Byron is still a small farming community, a bend in the road, off Highway 4 in Contra Costa County between Brentwood and Tracy. A large development went in called Discovery Bay, but that was long after I was gone. In fact, the Excelsior Baptist Church long ago disappeared, though the old building that once housed the Excelsior School and then the church is yet standing.
Toward the end of my first year as a seminarian I had a strong urge to pastor a church. Pastoring was what we, the young lions, were constantly talking about. We were either going to be missionaries or pastors, one or the other for sure. I wanted to pastor.
In a way I do not recall I put out word that I was looking for a church and received a call from Joe Smith, the area missionary, who offered me the chance to preach at the Excelsior Baptist Church in Byron. Was I ever excited, and I went right to work on a sermon that I was sure would cinch the deal. I was right, and quickly they “called” me as pastor and gave me a salary of $20 per week. On October 2, 1966 the church ordained me, and my old pastor, Bob Lewis, then pastor of First Baptist Church of Fairfield, California, preached the ordination sermon.
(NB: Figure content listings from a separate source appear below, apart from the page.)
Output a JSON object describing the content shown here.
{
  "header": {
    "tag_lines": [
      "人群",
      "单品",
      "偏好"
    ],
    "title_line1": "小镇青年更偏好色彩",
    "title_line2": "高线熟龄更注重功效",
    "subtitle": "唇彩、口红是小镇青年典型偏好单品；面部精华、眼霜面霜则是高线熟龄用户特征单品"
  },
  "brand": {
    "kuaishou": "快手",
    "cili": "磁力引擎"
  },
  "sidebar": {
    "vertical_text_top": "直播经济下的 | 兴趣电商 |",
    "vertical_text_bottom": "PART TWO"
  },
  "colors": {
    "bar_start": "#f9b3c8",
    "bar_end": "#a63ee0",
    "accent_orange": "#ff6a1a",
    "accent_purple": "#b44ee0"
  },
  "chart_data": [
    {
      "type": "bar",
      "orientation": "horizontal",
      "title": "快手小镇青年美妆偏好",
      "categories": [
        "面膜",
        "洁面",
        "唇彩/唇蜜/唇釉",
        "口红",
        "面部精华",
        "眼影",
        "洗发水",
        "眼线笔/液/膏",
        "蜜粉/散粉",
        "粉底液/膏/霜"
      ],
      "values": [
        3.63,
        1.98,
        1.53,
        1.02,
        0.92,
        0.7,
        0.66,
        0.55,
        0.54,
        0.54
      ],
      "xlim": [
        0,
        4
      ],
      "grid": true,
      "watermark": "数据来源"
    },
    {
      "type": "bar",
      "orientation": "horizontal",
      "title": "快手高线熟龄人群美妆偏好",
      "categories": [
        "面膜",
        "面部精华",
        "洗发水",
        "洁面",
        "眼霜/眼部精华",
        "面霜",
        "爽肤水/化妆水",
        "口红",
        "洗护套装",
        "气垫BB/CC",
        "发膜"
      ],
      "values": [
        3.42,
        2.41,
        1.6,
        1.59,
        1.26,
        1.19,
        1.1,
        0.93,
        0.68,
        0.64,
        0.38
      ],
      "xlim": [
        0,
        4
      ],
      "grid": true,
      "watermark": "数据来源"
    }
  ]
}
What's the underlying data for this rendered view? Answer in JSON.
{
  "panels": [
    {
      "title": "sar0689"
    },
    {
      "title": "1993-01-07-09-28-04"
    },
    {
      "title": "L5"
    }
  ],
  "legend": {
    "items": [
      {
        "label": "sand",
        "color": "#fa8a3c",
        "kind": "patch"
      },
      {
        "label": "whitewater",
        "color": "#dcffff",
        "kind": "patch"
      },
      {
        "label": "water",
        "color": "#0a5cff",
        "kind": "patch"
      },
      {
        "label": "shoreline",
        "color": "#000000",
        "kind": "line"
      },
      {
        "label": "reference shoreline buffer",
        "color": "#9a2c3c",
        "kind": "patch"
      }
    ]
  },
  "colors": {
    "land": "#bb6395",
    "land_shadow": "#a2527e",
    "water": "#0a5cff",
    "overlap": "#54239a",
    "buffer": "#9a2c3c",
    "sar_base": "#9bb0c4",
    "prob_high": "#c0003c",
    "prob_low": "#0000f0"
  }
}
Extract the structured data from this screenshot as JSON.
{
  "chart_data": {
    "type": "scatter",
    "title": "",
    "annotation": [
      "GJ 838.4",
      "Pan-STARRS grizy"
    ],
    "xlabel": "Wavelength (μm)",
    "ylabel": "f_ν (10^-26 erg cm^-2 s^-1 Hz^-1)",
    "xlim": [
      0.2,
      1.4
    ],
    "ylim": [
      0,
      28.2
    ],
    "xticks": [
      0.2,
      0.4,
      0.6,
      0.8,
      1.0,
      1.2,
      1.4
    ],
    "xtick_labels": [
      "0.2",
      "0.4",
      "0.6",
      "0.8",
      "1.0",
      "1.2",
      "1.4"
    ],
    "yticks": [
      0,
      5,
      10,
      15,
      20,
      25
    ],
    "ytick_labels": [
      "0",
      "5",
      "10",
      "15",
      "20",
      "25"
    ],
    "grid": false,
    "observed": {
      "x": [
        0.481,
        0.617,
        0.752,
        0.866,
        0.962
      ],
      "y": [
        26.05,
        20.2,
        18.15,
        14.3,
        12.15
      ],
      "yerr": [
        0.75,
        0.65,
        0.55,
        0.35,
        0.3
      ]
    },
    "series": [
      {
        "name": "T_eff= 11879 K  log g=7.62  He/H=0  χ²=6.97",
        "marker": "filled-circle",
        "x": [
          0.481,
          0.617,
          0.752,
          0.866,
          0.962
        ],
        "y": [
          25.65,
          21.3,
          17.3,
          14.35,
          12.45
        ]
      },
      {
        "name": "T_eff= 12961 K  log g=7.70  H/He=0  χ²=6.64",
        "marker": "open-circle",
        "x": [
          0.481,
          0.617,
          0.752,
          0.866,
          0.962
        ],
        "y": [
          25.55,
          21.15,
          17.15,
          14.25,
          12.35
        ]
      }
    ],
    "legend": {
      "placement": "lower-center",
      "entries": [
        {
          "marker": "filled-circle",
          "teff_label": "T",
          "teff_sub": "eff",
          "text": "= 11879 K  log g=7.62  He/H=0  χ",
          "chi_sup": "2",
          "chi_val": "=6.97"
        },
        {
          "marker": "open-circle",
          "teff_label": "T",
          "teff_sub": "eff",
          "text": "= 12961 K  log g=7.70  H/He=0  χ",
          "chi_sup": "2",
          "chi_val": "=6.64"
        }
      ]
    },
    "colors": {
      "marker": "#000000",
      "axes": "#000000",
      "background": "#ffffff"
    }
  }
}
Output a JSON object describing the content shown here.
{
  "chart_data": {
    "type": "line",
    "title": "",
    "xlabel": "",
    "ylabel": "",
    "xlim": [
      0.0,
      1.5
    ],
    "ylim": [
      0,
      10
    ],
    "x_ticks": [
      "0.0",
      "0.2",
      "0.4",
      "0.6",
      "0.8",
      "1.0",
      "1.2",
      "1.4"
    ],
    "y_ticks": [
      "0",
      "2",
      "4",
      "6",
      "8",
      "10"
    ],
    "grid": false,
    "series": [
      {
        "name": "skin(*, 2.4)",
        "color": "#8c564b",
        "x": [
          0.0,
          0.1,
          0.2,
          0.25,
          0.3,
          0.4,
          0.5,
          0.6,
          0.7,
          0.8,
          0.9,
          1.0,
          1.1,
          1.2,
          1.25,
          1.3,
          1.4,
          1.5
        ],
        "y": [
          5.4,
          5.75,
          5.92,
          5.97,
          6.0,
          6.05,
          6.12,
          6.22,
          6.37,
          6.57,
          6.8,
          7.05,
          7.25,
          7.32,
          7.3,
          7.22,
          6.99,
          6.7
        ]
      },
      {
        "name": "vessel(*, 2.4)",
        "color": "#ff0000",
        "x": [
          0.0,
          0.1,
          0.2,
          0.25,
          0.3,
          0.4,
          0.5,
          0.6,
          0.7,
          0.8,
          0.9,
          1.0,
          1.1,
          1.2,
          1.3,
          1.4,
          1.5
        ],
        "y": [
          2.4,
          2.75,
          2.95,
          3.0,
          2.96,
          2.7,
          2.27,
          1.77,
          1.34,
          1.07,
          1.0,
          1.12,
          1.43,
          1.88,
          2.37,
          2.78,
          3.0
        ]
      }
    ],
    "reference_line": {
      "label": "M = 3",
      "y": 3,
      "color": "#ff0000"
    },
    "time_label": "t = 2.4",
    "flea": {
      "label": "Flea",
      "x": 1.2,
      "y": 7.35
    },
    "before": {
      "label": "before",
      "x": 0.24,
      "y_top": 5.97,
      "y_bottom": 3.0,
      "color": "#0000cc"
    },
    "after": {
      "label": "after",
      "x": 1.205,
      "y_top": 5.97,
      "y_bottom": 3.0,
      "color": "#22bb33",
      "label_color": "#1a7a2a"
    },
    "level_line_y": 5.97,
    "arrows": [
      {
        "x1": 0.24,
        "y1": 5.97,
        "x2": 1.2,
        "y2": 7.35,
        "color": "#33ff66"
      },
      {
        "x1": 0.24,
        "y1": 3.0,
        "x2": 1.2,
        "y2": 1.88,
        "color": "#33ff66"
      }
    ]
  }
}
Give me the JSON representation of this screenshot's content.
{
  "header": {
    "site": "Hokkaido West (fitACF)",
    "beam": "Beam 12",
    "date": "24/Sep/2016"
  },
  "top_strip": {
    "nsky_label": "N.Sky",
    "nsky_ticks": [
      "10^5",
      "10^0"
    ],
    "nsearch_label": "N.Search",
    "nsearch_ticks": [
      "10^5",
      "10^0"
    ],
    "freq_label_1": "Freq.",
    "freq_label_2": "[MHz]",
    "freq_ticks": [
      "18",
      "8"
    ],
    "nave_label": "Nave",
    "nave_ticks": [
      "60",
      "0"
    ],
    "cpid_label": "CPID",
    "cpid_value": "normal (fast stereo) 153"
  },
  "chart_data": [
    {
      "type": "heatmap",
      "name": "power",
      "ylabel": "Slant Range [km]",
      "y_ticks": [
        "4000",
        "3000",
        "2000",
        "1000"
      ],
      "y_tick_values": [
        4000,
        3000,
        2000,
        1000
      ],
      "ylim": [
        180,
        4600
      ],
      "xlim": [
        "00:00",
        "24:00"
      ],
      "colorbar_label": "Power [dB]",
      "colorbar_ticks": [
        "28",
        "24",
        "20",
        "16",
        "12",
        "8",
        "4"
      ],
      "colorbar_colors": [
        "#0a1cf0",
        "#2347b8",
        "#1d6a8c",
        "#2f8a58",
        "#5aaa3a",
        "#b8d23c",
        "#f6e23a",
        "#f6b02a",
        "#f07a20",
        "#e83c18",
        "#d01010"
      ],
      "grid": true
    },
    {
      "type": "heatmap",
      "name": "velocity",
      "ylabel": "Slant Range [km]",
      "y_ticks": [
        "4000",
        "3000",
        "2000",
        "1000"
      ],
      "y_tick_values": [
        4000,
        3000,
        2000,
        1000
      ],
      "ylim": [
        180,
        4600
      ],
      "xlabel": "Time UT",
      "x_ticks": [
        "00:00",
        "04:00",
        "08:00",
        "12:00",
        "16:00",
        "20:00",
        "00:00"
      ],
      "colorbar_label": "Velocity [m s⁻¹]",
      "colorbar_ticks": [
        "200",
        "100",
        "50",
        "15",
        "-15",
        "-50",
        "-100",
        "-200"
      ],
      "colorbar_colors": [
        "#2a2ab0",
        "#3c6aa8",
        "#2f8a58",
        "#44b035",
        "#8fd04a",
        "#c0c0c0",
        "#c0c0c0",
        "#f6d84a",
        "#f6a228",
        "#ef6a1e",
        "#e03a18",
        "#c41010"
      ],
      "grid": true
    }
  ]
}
My dad made the trip but my mother did not. My mother, though a staunch Methodist, never was born again, and this is not a charge against her but something she proclaimed loud and long. I never did figure that out.
After a few weeks David Hoyt began to accompany me to Byron. My practice was to travel up on Saturdays and Sundays, 75 miles one way, meaning 300-plus miles per weekend. I had arranged for weekends off from JC Penney & Co. between Mondays and Fridays. As I think about it now, I had begun a pattern that would essentially take me away from my family way too much. Here were doors opening up to me, which seemed to me to be by the Hand of God, yet in walking through them I was also harming my family. It is something I have had to live with and about which I have never come to any clear understanding.
David and I began seeing what we could do in the Byron area. For one thing we made contact with the local juvenile hall. David had tantamount to grown up in state institutions; California had, in a real sense, been his father and mother. He was quite at home visiting there, and before long the entire boys’ home was coming to church every other Sunday; the other Sunday they went to the local Methodist Church, the only other church in town.
Oddly, this did not sit well with the deacons, maybe because it took my attention away from them, yet I still visited every single household in the church at least twice a month.
The situation deteriorated when David and I started walking though the local migrant workers’ camp on Hwy 4 between Byron and Brentwood. One particular family quickly responded to the Gospel, a family of seven, who lived in a one room shack in the migrant settlement, and I baptized all of them. Soon other Mexican people were coming as well, and the church got crowded. Soon after this the deacons cut my salary to $10 a week.
Perhaps they knew more than I did, because trouble followed almost immediately. One Saturday morning I arrived at the church building alone without David to find that almost all the windows had been broken. Tomatoes from the fields that surrounded the building on three sides had found their way into the chapel and school rooms. It was a huge mess. I put out a call for help and soon most of the church members were on hand cleaning up the splattered tomatoes.
The next week, a time when David was with me, we entered the migrant workers’ housing area when two large German Shepherd dogs rushed out to attack us. It was a fight for life; David and I defended ourselves and fought them off, and after a while the dogs were whimpering and whining. David and I were a complete mess: dirty, bloody, and plenty scratched up. None of the occupants of the camp, including those who had been attending church, emerged to help us except one elderly man who told us that the priest at the Catholic Church in Brentwood had put the dogs on us.
We drove to the church, cleaned up, then headed to Brentwood and the Catholic Church. Both David and I had grown up having to fight and stand up for ourselves. Parking in front of the church, we loudly called the priest out, and when he emerged we verbally let him have it, and in no uncertain terms. He knew we could have made a lot of trouble for him if we had gone to the police.
That turned out to the last time we had any trouble, and the migrant workers continued to come to church while the harvesting was going on.